Business users booking container slots elsewhere as failing Felixstowe port grinds to 'virtual halt'
By Derek Davis
19th Oct 2020 | Local News
The Port of Felixstowe has faced further criticism after an influential users group claimed the UK's biggest container port was grinding to a 'virtual standstill' at peak times.
The Suffolk docks, owned by HutchisonPorts, is also facing calls for government intervention after longstanding complaints from hauliers reached new heights this autumn.
Haulers and business bosses have resorted to shipping to other ports, including Southampton, and using air freighting shipments at significant extra cost, due to the shortage of time slots for picking up and incurring additional port storage costs at Felixstowe and creating delays in supply chains.
Felixstowe Port Users Association told the Financial Times that it estimated the port was operating at "70 to 80 per cent capacity", compared with 94 per cent in Southampton adding that it had been urging the port to increase capacity since June.
The association said in a note to the FT: "The Port of Felixstowe is at a virtual standstill and the issue is being blamed on a shortage of labour.
"This virtual standstill is not just a problem for local businesses, it is a problem for the whole of the UK's economy because approximately 40 per cent of all containers coming into and departing from the UK currently do so through Felixstowe."
Bifa, the international freight forwarders' association, issued a statement on October 9 calling for government intervention at the port, after warning that its members were suffering "major operational damage".
"Bifa members have suffered from two years of poor service from the port, and we feel that there is a need for independent intervention by the government," said Robert Keen, Bifa's director-general.
The government has not intervened in what it considers a commercial matter, but Whitehall officials indicated that the Department for Transport was monitoring the situation.
Bifa said that the port's Vehicle Book System (VBS) appeared to be at the root of the problem, exacerbating global pressures caused by disruption from the Covid-19 pandemic and an increase in container moves ahead of the "Golden Week" public holiday in China.
The Port Users Association said that VBS slots to pick up containers were running at about 180 per hour, compared with 240 per hour in 2010. It added that individual cranes at Felixstowe were only unloading some 16 containers per hour, compared with more than 30 in rival ports like Southampton.
Hutchinson Ports has moved to bring back former chief executive Chris Lewis as its chief executive, (full story here...) and he is due to restart his role as CEO next month.
The company has also employed former transport secretary Chris Grayling, who was criticised when in office for handing a £13.8m Brexit contract to a ferry company that owned no ferries, as a consultant. Mr Grayling is paid £100,000 for seven hours work per week, according to the register of MPs interests. (See full story here...)
Hutchinson Ports, whose parent company is based in Hong Kong, said the numbers for crane movements at Felixstowe were 'inaccurate' but declined to provide alternative data, saying comparisons were very hard to make.
The Port of Felixstowe added that 4,500 vehicle slots were available daily and that 90 per cent of containers were available for collection immediately following discharge from the carrying vessel, with average stays for containers on the quayside currently just over five days.
The port also rejected accusations made by haulage groups that it had furloughed too many staff during the Covid-19 crisis, which it said had only reduced productivity at the port by five per cent.
A spokesperson added: "The Vehicle Booking System has spare capacity each day and we continue to handle over 90,000 containers per week by sea, road and rail — the overwhelming majority of which are customs-cleared and available for collection on arrival."
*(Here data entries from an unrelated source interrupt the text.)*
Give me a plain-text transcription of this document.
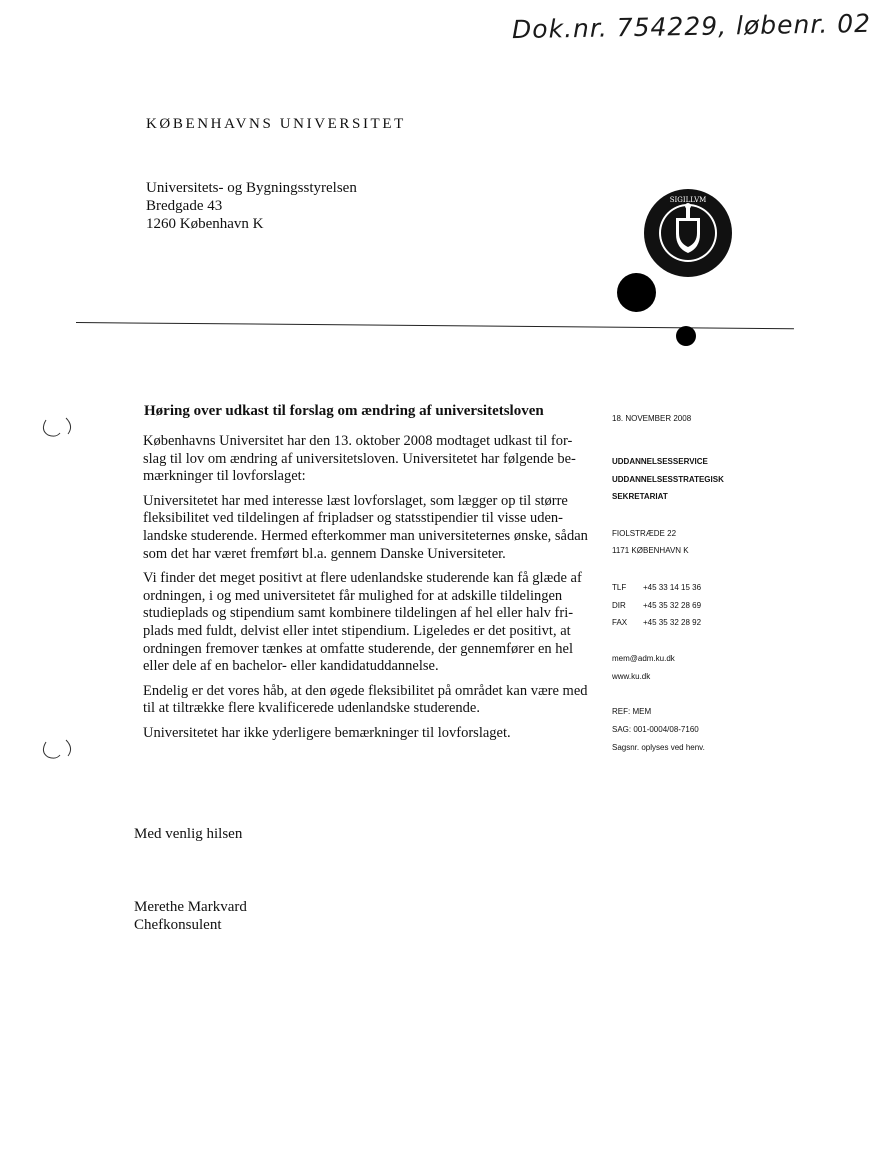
Dok.nr. 754229, løbenr. 02
KØBENHAVNS UNIVERSITET
Universitets- og Bygningsstyrelsen
Bredgade 43
1260 København K
SIGILLVM
Høring over udkast til forslag om ændring af universitetsloven

Københavns Universitet har den 13. oktober 2008 modtaget udkast til for-
slag til lov om ændring af universitetsloven. Universitetet har følgende be-
mærkninger til lovforslaget:

Universitetet har med interesse læst lovforslaget, som lægger op til større
fleksibilitet ved tildelingen af fripladser og statsstipendier til visse uden-
landske studerende. Hermed efterkommer man universiteternes ønske, sådan
som det har været fremført bl.a. gennem Danske Universiteter.

Vi finder det meget positivt at flere udenlandske studerende kan få glæde af
ordningen, i og med universitetet får mulighed for at adskille tildelingen
studieplads og stipendium samt kombinere tildelingen af hel eller halv fri-
plads med fuldt, delvist eller intet stipendium. Ligeledes er det positivt, at
ordningen fremover tænkes at omfatte studerende, der gennemfører en hel
eller dele af en bachelor- eller kandidatuddannelse.

Endelig er det vores håb, at den øgede fleksibilitet på området kan være med
til at tiltrække flere kvalificerede udenlandske studerende.

Universitetet har ikke yderligere bemærkninger til lovforslaget.

18. NOVEMBER 2008
UDDANNELSESSERVICE
UDDANNELSESSTRATEGISK
SEKRETARIAT
FIOLSTRÆDE 22
1171 KØBENHAVN K
TLF +45 33 14 15 36
DIR +45 35 32 28 69
FAX +45 35 32 28 92
mem@adm.ku.dk
www.ku.dk
REF: MEM
SAG: 001-0004/08-7160
Sagsnr. oplyses ved henv.
Med venlig hilsen
Merethe Markvard
Chefkonsulent
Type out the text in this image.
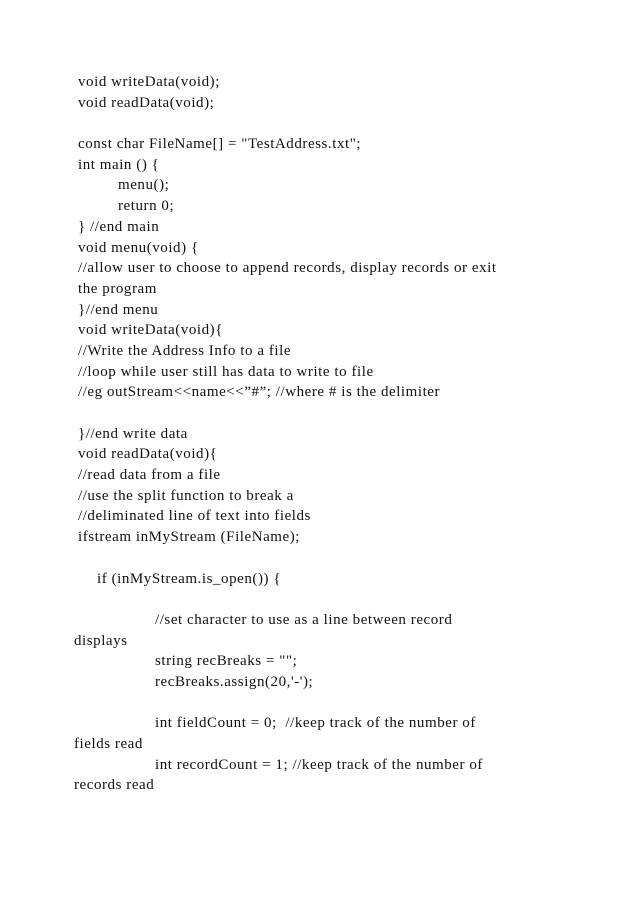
void writeData(void);
void readData(void);
const char FileName[] = "TestAddress.txt";
int main () {
menu();
return 0;
} //end main
void menu(void) {
//allow user to choose to append records, display records or exit
the program
}//end menu
void writeData(void){
//Write the Address Info to a file
//loop while user still has data to write to file
//eg outStream<<name<<”#”; //where # is the delimiter
}//end write data
void readData(void){
//read data from a file
//use the split function to break a
//deliminated line of text into fields
ifstream inMyStream (FileName);
if (inMyStream.is_open()) {
//set character to use as a line between record
displays
string recBreaks = "";
recBreaks.assign(20,'-');
int fieldCount = 0;  //keep track of the number of
fields read
int recordCount = 1; //keep track of the number of
records read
However, hauliers and businesses maintain that the port is still suffering unacceptable delays with the "spare" VBS slots being available either at the wrong time of day, or the wrong terminal.
Duncan Buchanan, policy director at the Road Haulage Association, said the port was "not running properly" and behaving in the style of a "dominant monopoly".
Peter Crellen, managing director of the Norfolk Feather Company whose customers include Harrods and Dunelm Group,told the FT that the port appeared to be in "chaos" and the delays were starting to hurt his business.
"It started a few months ago: stuff that took a few days, took a week, but now things are taking three or four weeks to come through and no one knows where stuff is. We are having to air freight at a cost of £3,000 to £10,000 a container," he added.
Christopher Taylor, chairman of James Robinson Fibres, said he had travelled to Felixstowe from his headquarters in Bradford this week to try and get to the bottom of the delays, after the company ran short of some raw materials.
"We'd normally get a container within five days of a ship docking, but it can take another ten to twelve days to get a box out of there now. We're now telling suppliers in the Far East to send to Southampton not Felixstowe.
"It's always been inefficient but at the moment it's terrible. In 50 years of working I've never had to go down, but it's so chronic down there [in Felixstowe] I felt I had to do something."